An example of third-party cybersecurity exposure that can result in vulnerability to burglaries can occur when family offices work with an architect to renovate a home.

“Sadly, it happens where you’ll have an architect who will be involved in renovations; they’ll file a permit with the city or county,” Rambus said. “And the family has gone through great lengths to make sure their properties are held in trusts and obfuscated — and then come to find out it's now public record because the architect forgot to take the family’s name off the filing with the address. Can’t tell you how often that happens.”

Risclarity, a data operations platform for family offices, encourages centralized IT departments to be responsible for routinely updating the software on devices used by family office staff.

“We’ll see family offices on really old versions of general ledgers or really old versions of a software that the vendor no longer supports,” said Mark Wickersham, senior vice president of strategic marketing and business development for Risclarity. “There’s a big risk involved with that because those platforms are no longer being patched.”

AI to fight cybercrime

Risclarity has used NINJIO to share bite-sized cybersecurity training videos with staff and clients. Educational programming to learn how to detect phishing and social-engineering attempts has been deployed at the multi-family office Cresset, but the firm more recently has also developed artificial intelligence to fight cyberattacks.

“We now have some defensive tools that use AI, machine learning and other techniques to identify threats and filter them out of our incoming email and other channels to make sure they never even reach our users,” said Cresset’s chief technology officer, Paul Algreen. “In cybersecurity circles, the human is always the weakest link, they are easiest to fool. Computers are hard to fool because they’re built on programs.”

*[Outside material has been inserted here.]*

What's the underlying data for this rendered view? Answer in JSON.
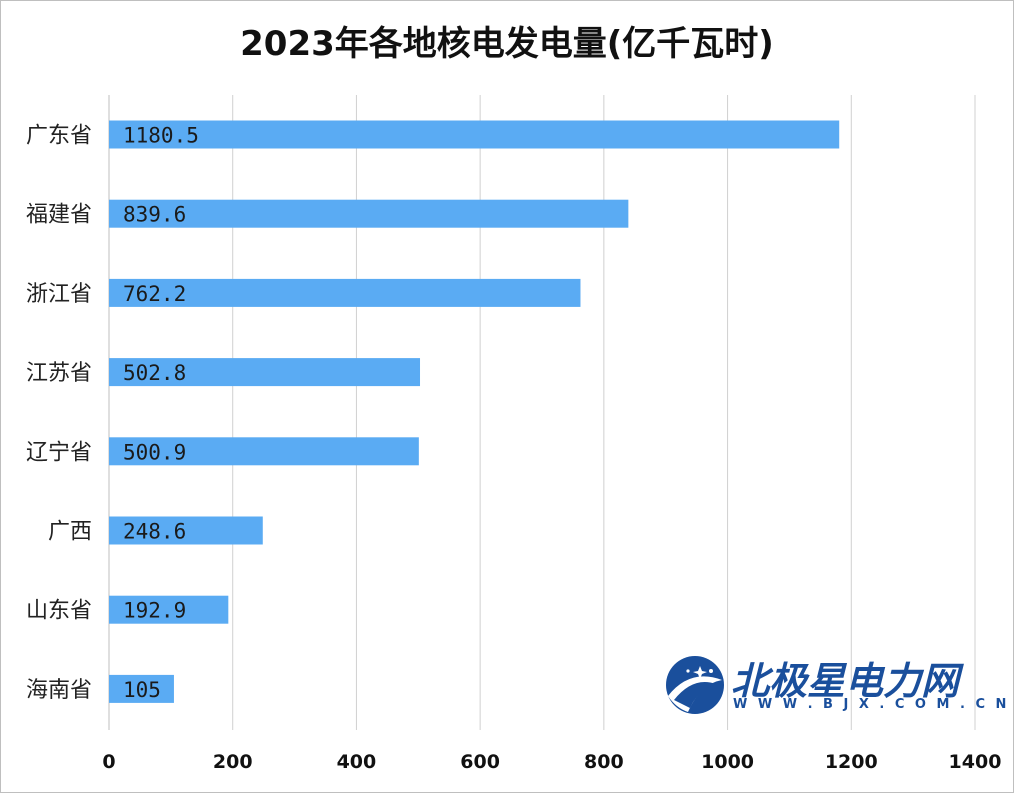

AI represents a double-edged sword of cyber defense and cyberthreats. Firms such as Cresset and EY have established policies to prevent client data from being shared with third-party AI services such as ChatGPT and instead have developed their own internal generative AI platforms that are monitored by their own IT departments.

“Just because it’s the latest and greatest, doesn't mean you have to put AI into your family office or into your home,” said Giblin, the cybersecurity lawyer. People don’t understand that if you enter information into the public version of a generative technology, that becomes part of its large language models. So if someone gives the right prompts, asks, ‘I want to know where so-and-so lives,’ that might spit it back out because I’ve already entered that information to send a benign email because I didn’t feel like writing it.”